Seorang Aparatur Sipil Negara (ASN) penyandang disabilitas mental berinisial DH menggugat Menteri Keuangan Sri Mulyani dan Badan Pertimbangan Aparatur Sipil Negara (BPASN) ke Pengadilan Tinggi Tata Usaha Negara (PT TUN) Jakarta atas pemecatan karena alasan absensi. Menanggapi gugatan tersebut, Kementerian Keuangan memastikan pengambilan keputusan terhadap ASN disabilitas tersebut sudah dilakukan sesuai ketentuan.
Staf Khusus Menteri Keuangan Bidang Komunikasi Strategis Yustinus Prastowo mengatakan, pengambilan keputusan selalu dilakukan berdasarkan ketentuan yang berlaku. Namun, jika terdapat ketidaksetujuan atas keputusan tersebut, pihaknya mempersilahkan kepada pihak-pihak yang tidak setuju untuk mengajukan keberatan atau upaya hukum yang sesuai ketentuan.
"Sebagai informasi, yang bersangkutan diberhentikan dengan hormat tidak atas permintaan sendiri tidak terkait dengan disabilitas mental yang dialami melainkan terkait disiplin kepegawaian," kata Prastowo dalam keterangan tertulisnya kepada Katadata.co.id, Kamis (2/6).
Ia mengatakan, proses persidangan saat ini sedang berlangsung. Kemenkeu masih menunggu keputusannya yang sesuai jadwal akan dibacakan hari ini. Ia memastikan bahwa pihaknya menghormati hak dari penggugat dan akan melaksanakan apapun putusan sidang.

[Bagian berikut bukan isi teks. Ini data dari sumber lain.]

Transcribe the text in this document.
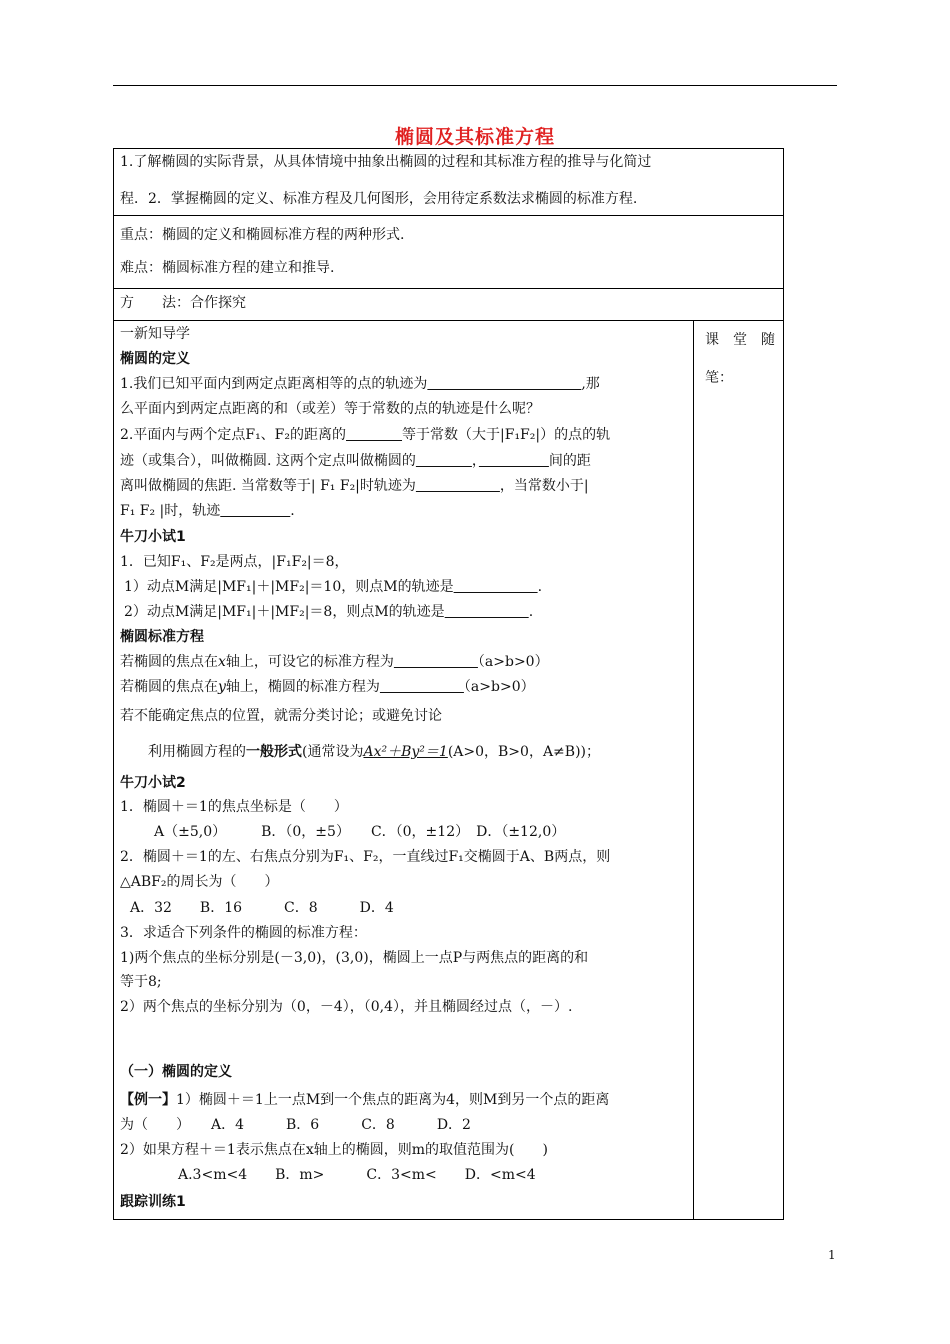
椭圆及其标准方程
1.了解椭圆的实际背景，从具体情境中抽象出椭圆的过程和其标准方程的推导与化简过
程．2．掌握椭圆的定义、标准方程及几何图形，会用待定系数法求椭圆的标准方程.
重点：椭圆的定义和椭圆标准方程的两种形式.
难点：椭圆标准方程的建立和推导.
方　　法：合作探究
课　堂　随
笔：
一新知导学
椭圆的定义
1.我们已知平面内到两定点距离相等的点的轨迹为　　　　　　　　　　　	,那
么平面内到两定点距离的和（或差）等于常数的点的轨迹是什么呢？
2.平面内与两个定点F₁、F₂的距离的　　　　	等于常数（大于|F₁F₂|）的点的轨
迹（或集合），叫做椭圆. 这两个定点叫做椭圆的　　　　	，　　　　　	间的距
离叫做椭圆的焦距. 当常数等于| F₁ F₂|时轨迹为　　　　　　	，当常数小于|
F₁ F₂ |时，轨迹　　　　　	.
牛刀小试1
1．已知F₁、F₂是两点，|F₁F₂|＝8，
1）动点M满足|MF₁|＋|MF₂|＝10，则点M的轨迹是　　　　　　	.
2）动点M满足|MF₁|＋|MF₂|＝8，则点M的轨迹是　　　　　　	.
椭圆标准方程
若椭圆的焦点在x轴上，可设它的标准方程为　　　　　　	（a>b>0）
若椭圆的焦点在y轴上，椭圆的标准方程为　　　　　　	（a>b>0）
若不能确定焦点的位置，就需分类讨论；或避免讨论
利用椭圆方程的一般形式(通常设为Ax²＋By²＝1(A>0，B>0，A≠B))；
牛刀小试2
1．椭圆＋＝1的焦点坐标是（　　）
A（±5,0）　　　B．（0，±5）　　C．（0，±12）　D．（±12,0）
2．椭圆＋＝1的左、右焦点分别为F₁、F₂，一直线过F₁交椭圆于A、B两点，则
△ABF₂的周长为（　　）
A．32　　B．16　　　C．8　　　D．4
3．求适合下列条件的椭圆的标准方程：
1)两个焦点的坐标分别是(－3,0)，(3,0)，椭圆上一点P与两焦点的距离的和
等于8;
2）两个焦点的坐标分别为（0，－4），（0,4），并且椭圆经过点（，－）.
（一）椭圆的定义
【例一】1）椭圆＋＝1上一点M到一个焦点的距离为4，则M到另一个点的距离
为（　　）　　A．4　　　B．6　　　C．8　　　D．2
2）如果方程＋＝1表示焦点在x轴上的椭圆，则m的取值范围为(　　)
A.3<m<4　　B．m>　　　C．3<m<　　D．<m<4
跟踪训练1
1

DH didampingi Lembaga Bantuan Hukum (LBH) Jakarta dan Perhimpunan Jiwa Sehat mengajukan gugatan kepada PT TUN pada tanggal 15 November 2021 dengan pihak tergugat yakni BPASN dan Menteri Keuangan.
Dalam laman resmi LBH Jakarta, DH diketahui menggugat Surat Keputusan menteri Keuangan RI atas pemberhentian dengan hormat tidak atas permintaan sendiri yang dikirimkan ke keluarganya pada Februari 2021.
Alasan pemberhentian tersebut karena DH dinilai absen dari pekerjaannya untuk beberapa periode waktu pada tahun 2020. Sementara, LBH menyebut DH tidak masuk karena tengah mengidap skizofrenia paranoid yang saat itu tidak tertangani. DH diberhentikan setelah 10 tahun lebih mengabdi di Direktorat Jenderal Pajak. Ia diketahui pernah memperoleh beasiswa master dari pemerintah Australia pada tahun 2014.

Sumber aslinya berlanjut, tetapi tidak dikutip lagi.